2023-01-23

Stored Procedures vs. UDFs in Snowflake

Introduction

Stored procedures and UDFs are integral to database programming, serving to encapsulate reusable database logic, thereby promoting efficient coding practices. However, they have distinct purposes and usage characteristics, and understanding the differences between them is key to leveraging their capabilities effectively.

This article aims to shed light on the key differences between stored procedures and UDFs in Snowflake, their individual purposes, and their appropriate use cases. It also outlines their distinct behaviors and explains how to choose the right tool for your specific needs.

Stored Procedure Purpose

In the world of databases, stored procedures have a specific role to play. They are generally used to perform administrative operations by executing SQL statements. Stored procedures provide the means to encapsulate and package a series of SQL statements into a single routine that can be invoked whenever these operations need to be performed.

The body of a stored procedure is allowed, but not required, to explicitly return a value. This value could be an error indicator, a status code, or any other data point that the procedure is designed to output. If a return value is not explicitly specified, a NULL value is implicitly returned. The flexibility in return values allows stored procedures to be more than mere functions; they become an integral part of a robust database management system, serving a variety of administrative functions and controls.

User-Defined Function Purpose

UDFs in Snowflake play a distinct role in contrast to stored procedures. The primary purpose of a UDF is to calculate and return a value. This return value is not optional; it's a mandatory requirement of a UDF. Every UDF must have a return statement that explicitly provides a value, thereby making UDFs valuable for computations, data transformations, and similar tasks.
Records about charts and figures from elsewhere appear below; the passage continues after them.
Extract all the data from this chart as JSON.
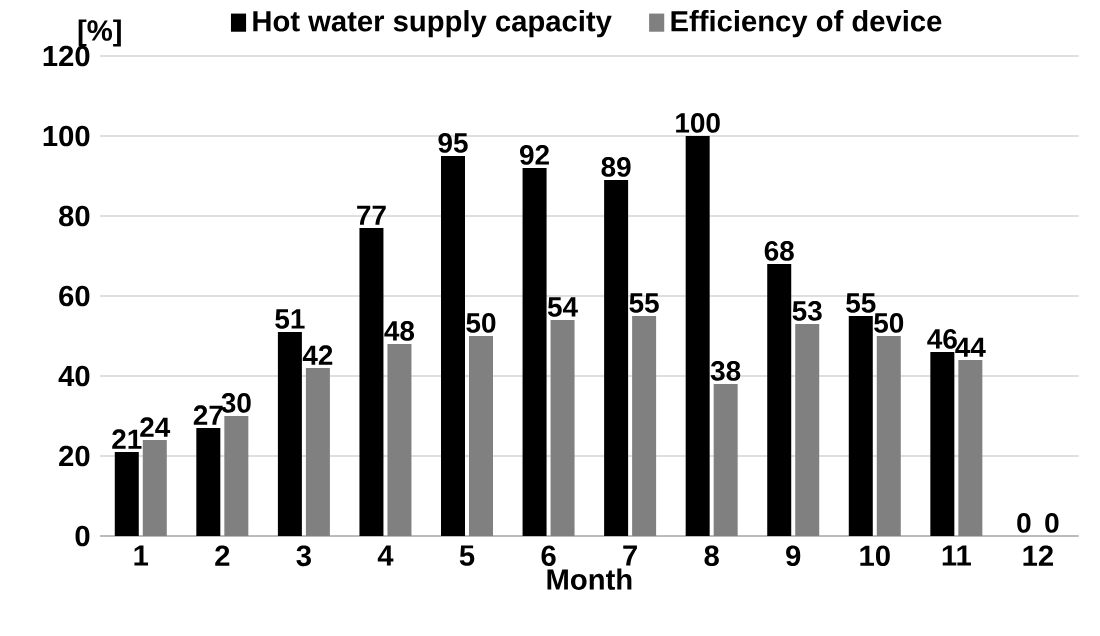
{
  "chart_data": {
    "type": "bar",
    "xlabel": "Month",
    "ylabel": "[%]",
    "categories": [
      "1",
      "2",
      "3",
      "4",
      "5",
      "6",
      "7",
      "8",
      "9",
      "10",
      "11",
      "12"
    ],
    "series": [
      {
        "name": "Hot water supply capacity",
        "color": "#000000",
        "values": [
          21,
          27,
          51,
          77,
          95,
          92,
          89,
          100,
          68,
          55,
          46,
          0
        ]
      },
      {
        "name": "Efficiency of device",
        "color": "#808080",
        "values": [
          24,
          30,
          42,
          48,
          50,
          54,
          55,
          38,
          53,
          50,
          44,
          0
        ]
      }
    ],
    "ylim": [
      0,
      120
    ],
    "yticks": [
      0,
      20,
      40,
      60,
      80,
      100,
      120
    ],
    "grid": "y",
    "legend": "top",
    "data_labels": true
  }
}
For example, if you have a JavaScript UDF, the body of this UDF must have a return statement that specifies a value. It could be a calculation result, a transformed data point, or any other value derived from the function's internal logic. As such, UDFs typically serve as a modular and reusable piece of logic within SQL statements, thereby improving the efficiency and maintainability of your database code.
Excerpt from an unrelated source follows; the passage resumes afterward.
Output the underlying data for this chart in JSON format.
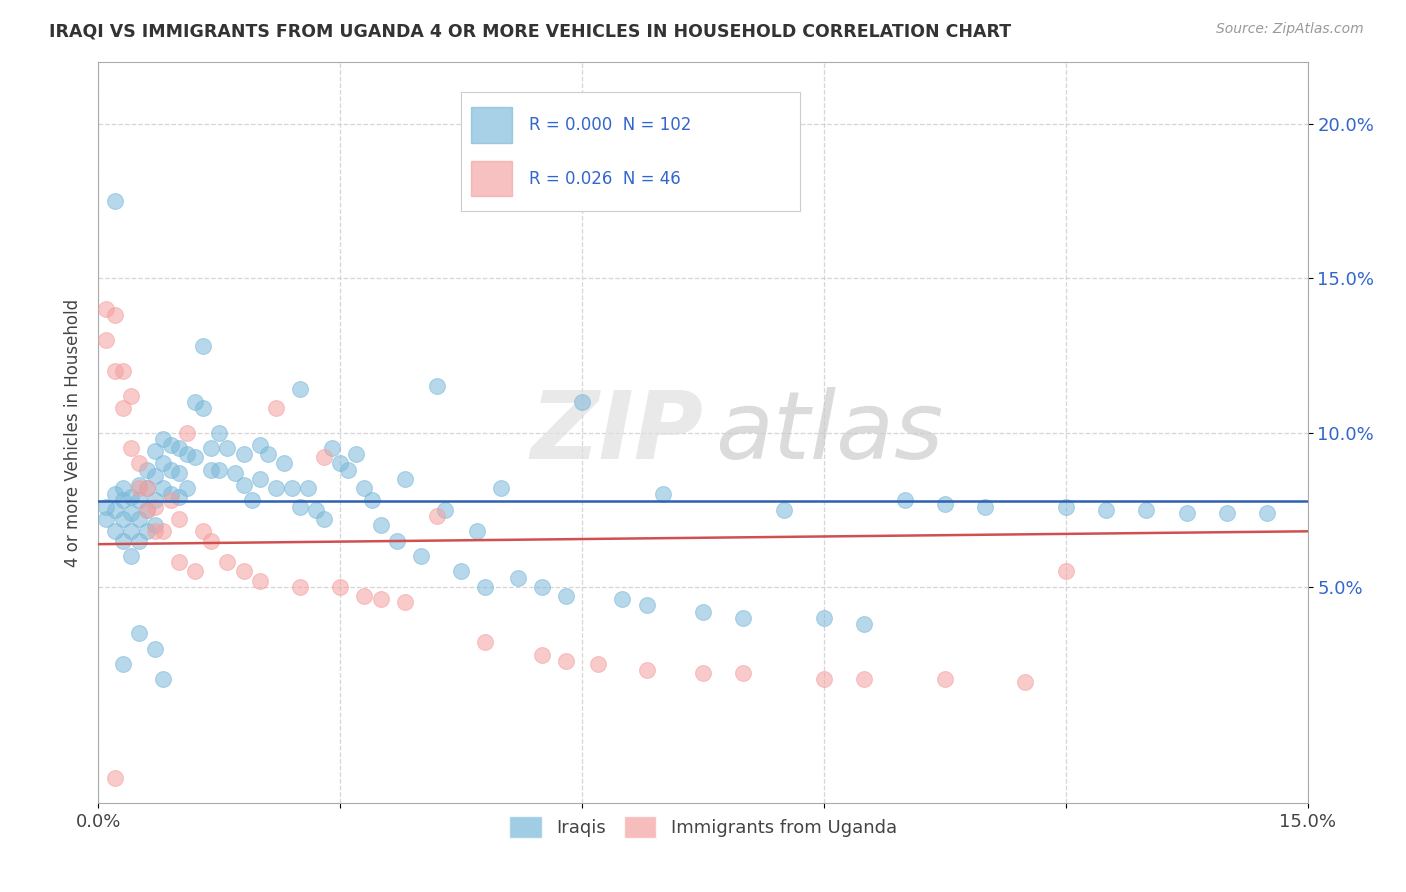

When to Create a Stored Procedure or a UDF

Understanding the purpose of stored procedures and UDFs sets a foundation for deciding when to create and use each. Here are some general recommendations:

Creating a Stored Procedure

Consider creating a stored procedure when:

You're migrating an existing stored procedure from another application or system. Maintaining the logic within a procedure often simplifies the migration process and ensures functional consistency.
You need to perform administrative database operations. These operations include typical queries and data manipulation language (DML) tasks such as SELECT and UPDATE, as well as administrative tasks like data definition language (DDL) operations that involve deleting temporary tables, removing data older than a certain period, or adding users.

Creating a UDF

Consider creating a UDF when:

You're migrating an existing UDF from another application or system. This approach ensures that the logic remains encapsulated in a function, preserving the structural integrity of the original application's design.
You need a function that can be called as part of a SQL statement and must return a value for use in that statement.
Your output needs to include a value for every input row or every group. For example, you might use a UDF in a SQL statement like select MyFunction(col1) from table1; or select MyAggregateFunction(col1) from table1 group by col2;.

Usage and Behavior Differences

Stored Procedures and UDFs have several behavioral differences that impact their usage and suitability for different tasks in Snowflake. These differences include return values, how they are used in SQL, the context they can be called in, the number that can be called in one statement, and their ability to access the database.

UDFs Return a Value; Stored Procedures Need Not

Both stored procedures and functions can return a value. However, the body of a stored procedure is allowed, but not required, to explicitly return a value, such as an error indicator.

UDF Return Values Are Directly Usable in SQL; Stored Procedure Return Values May Not Be

The value returned by a stored procedure cannot be used directly in SQL, unlike the value returned by a function. Even though a stored procedure can return a value, the syntax of the CALL command does not provide a place to store the returned value or a way to operate on it or pass the value to another operation. However, there are indirect ways to use the return value of a stored procedure.

UDFs Can Be Called In the Context of Another Statement; Stored Procedures Are Called Independently

A stored procedure does not evaluate to a value and cannot be used in all contexts in which a general expression can be used. For example, you cannot execute SELECT my_stored_procedure().... On the other hand, a UDF evaluates to a value and can be used in contexts in which a general expression can be used, such as SELECT my_function() ....

Multiple UDFs May Be Called With One Statement; a Single Stored Procedure Is Called With One Statement

A single executable statement can call only one stored procedure. In contrast, a single SQL statement can call multiple functions. Similarly, a stored procedure, unlike a function, cannot be called as part of an expression. However, a stored procedure can call another stored procedure, or call itself recursively.

UDFs May Not Access the Database; Stored Procedures Can

Within a stored procedure, you can execute database operations, such as SELECT, UPDATE, and CREATE. In contrast, UDFs do not have access to an API that can perform database operations. This major difference makes stored procedures a powerful tool for database management and manipulation, while UDFs serve a more specific purpose of calculating and returning values.